I’m trying to get something to work but I run out of ideas so I figured I would ask here.

I have a kernel that has a large global size (usually 5 Million)
Each of the threads can require up to 1Mb of global memory (exact size not known in advance)

So i figured… ok, I have 6Gb and I can run 2880 cores in parrallel, more than enough right ?
My idea is to create a big buffer (well actually 2 because of the max buffer size limitation…)
Each thread pointing to a specific global memory area (with the coalescence and stuff, but you get the idea…)

My problem is, How do I know which thread is being used in the kernel to point to the right memory area ?
I did find the cl_arm_get_core_id extension but this only gives me the workgroup, not the acutal thread being used, plus this does not seem to be available on all GPUs, since it’s an extension.

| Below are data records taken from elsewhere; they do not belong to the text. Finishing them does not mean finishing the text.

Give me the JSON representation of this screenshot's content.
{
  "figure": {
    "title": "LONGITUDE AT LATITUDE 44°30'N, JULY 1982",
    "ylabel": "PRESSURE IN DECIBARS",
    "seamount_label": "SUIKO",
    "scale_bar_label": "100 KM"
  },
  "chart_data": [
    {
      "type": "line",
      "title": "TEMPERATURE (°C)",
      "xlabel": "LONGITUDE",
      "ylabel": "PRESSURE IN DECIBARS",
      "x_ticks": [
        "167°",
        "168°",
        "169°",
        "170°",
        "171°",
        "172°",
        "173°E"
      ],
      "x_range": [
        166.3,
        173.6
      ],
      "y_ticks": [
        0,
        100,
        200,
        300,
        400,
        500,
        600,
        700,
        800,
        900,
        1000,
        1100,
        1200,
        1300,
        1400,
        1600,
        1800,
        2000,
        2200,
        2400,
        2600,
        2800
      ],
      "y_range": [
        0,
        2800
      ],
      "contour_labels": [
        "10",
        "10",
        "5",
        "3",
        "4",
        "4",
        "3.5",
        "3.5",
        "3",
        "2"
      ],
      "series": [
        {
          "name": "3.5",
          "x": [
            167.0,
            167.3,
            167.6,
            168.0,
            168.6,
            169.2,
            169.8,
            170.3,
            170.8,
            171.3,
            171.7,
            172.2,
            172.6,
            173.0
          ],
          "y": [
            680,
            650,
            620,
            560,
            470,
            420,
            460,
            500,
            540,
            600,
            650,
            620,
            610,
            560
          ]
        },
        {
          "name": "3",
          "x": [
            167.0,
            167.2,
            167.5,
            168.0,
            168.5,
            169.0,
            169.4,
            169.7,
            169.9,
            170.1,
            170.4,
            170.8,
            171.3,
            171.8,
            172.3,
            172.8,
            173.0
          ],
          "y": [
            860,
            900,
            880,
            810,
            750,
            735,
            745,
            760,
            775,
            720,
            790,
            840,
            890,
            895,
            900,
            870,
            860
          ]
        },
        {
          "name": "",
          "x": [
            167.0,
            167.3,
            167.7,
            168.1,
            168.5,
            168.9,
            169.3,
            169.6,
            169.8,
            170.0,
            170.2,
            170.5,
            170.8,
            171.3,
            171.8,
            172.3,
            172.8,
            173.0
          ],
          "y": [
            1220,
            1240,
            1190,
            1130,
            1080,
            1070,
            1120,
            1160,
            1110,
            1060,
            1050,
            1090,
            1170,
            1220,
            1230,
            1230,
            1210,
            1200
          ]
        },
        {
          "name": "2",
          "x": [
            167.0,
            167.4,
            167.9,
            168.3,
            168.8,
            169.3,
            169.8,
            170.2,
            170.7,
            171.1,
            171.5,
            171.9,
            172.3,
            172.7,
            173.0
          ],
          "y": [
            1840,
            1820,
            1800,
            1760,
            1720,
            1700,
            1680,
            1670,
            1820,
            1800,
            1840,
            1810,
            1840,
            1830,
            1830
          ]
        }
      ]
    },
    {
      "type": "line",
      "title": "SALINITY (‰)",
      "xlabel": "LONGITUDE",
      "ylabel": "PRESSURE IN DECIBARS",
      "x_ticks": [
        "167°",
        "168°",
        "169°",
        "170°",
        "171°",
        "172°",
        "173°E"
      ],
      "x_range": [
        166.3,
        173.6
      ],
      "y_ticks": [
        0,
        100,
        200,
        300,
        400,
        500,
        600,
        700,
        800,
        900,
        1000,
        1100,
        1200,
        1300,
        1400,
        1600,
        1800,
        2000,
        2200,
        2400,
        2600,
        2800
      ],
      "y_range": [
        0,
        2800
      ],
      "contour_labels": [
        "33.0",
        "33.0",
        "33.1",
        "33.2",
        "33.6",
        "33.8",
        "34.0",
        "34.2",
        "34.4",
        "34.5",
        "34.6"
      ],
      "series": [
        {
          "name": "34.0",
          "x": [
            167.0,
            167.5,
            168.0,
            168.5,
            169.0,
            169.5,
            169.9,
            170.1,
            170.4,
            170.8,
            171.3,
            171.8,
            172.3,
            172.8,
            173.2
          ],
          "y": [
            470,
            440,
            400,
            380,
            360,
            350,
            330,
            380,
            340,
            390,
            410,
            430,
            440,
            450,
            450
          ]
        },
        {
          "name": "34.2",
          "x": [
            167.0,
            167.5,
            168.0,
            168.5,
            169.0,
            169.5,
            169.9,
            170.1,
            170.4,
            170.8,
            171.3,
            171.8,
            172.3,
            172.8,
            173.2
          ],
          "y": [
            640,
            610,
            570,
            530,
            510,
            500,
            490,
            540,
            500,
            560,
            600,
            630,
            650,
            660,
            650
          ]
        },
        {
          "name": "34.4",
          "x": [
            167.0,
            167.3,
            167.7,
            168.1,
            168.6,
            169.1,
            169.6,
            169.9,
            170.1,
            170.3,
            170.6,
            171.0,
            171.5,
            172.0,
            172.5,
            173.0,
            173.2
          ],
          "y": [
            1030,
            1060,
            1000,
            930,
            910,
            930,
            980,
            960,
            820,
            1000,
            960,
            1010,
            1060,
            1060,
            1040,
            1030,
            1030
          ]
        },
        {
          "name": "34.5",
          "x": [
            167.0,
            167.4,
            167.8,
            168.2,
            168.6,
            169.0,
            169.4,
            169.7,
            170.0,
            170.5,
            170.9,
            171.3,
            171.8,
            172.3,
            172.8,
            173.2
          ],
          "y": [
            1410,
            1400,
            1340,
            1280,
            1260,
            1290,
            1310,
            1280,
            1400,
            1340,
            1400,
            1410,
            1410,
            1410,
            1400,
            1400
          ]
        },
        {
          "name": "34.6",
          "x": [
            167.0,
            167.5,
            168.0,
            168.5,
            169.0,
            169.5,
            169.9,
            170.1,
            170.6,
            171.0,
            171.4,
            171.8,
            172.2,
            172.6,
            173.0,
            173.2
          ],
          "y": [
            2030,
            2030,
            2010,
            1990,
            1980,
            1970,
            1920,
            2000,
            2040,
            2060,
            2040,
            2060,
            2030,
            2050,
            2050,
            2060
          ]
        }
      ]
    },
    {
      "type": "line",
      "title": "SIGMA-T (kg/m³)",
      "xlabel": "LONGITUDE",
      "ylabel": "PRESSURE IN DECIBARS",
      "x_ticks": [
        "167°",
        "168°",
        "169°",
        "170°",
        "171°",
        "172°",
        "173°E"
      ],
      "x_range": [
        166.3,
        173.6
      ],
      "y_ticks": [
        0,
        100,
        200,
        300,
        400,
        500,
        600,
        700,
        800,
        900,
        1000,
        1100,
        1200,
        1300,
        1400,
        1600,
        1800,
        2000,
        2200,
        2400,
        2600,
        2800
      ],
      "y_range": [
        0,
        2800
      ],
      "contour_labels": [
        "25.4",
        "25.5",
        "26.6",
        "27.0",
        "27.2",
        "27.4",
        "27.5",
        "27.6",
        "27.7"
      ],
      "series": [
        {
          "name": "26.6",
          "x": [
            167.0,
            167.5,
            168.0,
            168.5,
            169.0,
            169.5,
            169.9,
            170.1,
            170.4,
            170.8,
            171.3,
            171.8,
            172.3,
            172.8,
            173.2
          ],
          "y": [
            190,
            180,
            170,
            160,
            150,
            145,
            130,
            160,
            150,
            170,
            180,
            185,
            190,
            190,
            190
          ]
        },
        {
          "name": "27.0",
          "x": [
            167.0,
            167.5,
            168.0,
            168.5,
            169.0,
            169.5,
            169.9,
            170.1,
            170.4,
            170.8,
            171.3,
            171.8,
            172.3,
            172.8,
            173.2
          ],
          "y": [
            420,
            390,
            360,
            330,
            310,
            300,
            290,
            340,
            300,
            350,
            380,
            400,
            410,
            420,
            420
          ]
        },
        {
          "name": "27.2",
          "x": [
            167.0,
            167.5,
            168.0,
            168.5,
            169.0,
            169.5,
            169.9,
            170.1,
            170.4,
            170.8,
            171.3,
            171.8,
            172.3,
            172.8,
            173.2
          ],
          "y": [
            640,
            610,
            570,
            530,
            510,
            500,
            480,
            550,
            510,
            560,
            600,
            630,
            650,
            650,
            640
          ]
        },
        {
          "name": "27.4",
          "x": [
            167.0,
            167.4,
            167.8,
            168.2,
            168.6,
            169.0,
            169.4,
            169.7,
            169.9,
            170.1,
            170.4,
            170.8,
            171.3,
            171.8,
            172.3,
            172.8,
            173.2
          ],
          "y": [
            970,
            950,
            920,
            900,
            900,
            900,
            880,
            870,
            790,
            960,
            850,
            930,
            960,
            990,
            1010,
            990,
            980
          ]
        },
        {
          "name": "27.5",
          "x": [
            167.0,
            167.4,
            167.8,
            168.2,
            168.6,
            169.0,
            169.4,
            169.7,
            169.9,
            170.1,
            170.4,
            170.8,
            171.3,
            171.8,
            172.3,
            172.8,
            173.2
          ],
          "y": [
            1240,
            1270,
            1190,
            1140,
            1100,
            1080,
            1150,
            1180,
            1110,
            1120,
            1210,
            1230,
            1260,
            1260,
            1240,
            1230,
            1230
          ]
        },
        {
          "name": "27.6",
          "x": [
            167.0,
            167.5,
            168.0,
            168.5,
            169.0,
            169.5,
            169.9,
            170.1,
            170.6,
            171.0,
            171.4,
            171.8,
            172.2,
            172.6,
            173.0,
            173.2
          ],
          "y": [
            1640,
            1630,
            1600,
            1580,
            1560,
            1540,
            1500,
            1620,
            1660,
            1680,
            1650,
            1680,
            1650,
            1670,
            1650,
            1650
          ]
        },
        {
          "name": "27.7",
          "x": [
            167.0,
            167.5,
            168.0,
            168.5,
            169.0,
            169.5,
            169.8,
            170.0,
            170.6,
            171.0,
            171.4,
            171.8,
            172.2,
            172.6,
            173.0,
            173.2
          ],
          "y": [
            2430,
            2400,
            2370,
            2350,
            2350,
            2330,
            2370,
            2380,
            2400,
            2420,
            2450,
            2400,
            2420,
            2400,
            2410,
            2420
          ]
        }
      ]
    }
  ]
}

I have the option to have work_group_size = nb_compute_units / nb_cores and have the offset to be arm_get_core_id() * work_group_size + global_id() % work_group_size
But maybe this group size is not optimal, and the portability issue still exists.

I can also enqueue a lot of kernels of global size 2880, and there I obviously know where to point to with the global Id.
But won’t this lead to a lot of overhead because of the 5Million / 2880 kernel calls ?

Any ideas to do this properly are very welcome !

Julien

On GPUs, the thread allocation is not deterministic, and very much depends on runtime scheduling. Even the first workgroup location is unknown - if the GPU scheduler is advanced (such as NV & AMD), it may use the first available compute unit to schedule the workgroup to run on it.

I’m trying to better understand the problem you’re describing above, and the requirements. Assuming you’re talking about NVIDIA GPUs, the “core” that you’re referring to (BTW, marketing FUD) is actually a lane inside a warp which is running on some SMX. So what are you really looking for ? the SMX ? the warp ID ? Also, why is that needed ?

[QUOTE=OferRosenberg;30473]On GPUs, the thread allocation is not deterministic, and very much depends on runtime scheduling. Even the first workgroup location is unknown - if the GPU scheduler is advanced (such as NV & AMD), it may use the first available compute unit to schedule the workgroup to run on it.

I’m trying to better understand the problem you’re describing above, and the requirements. Assuming you’re talking about NVIDIA GPUs, the “core” that you’re referring to (BTW, marketing FUD) is actually a lane inside a warp which is running on some SMX. So what are you really looking for ? the SMX ? the warp ID ? Also, why is that needed ?[/QUOTE]

To me it sounds like the problem is this: Julien has a set of computations that need up to 1 MB of memory on the GPU for each work unit, and due to this size they are forced to use global memory. So the question is, if they allocate 1 MB * 2880 in global memory as the ‘working’ memory for the computations, how would you index it per-thread?

Since it seems like each thread can take a variable amount of time/memory to complete it’s task, you can’t index by global thread ID (assuming one thread per task period) since thread 0-10 might be still working when threads 2880-2890 get queued. Assuming threads were tied to a core, that could be used as an ID of sort, since no two threads could have the same core ID (this isn’t actually how it works right? so its a moot point).

To Julien, what’s stopping you from just queuing 2880 tasks (or more, since you will most likely need more to get good occupancy) and just doing something like:

[code=c++]
__kernel void task(__global char * working_alloc, __global float * results, __constant int total_tasks)
{
int idx = get_global_id(0),
n_threads = get_global_size(0);
float *thread_mem = working_alloc[idx * 0x100000];

for (int i = idx; i < total_tasks; i += n_threads)
{
    thread_mem[/* offset or whatever */] = /* some calculation */;
    // do things
    results[idx] = /* stuff */;
}

}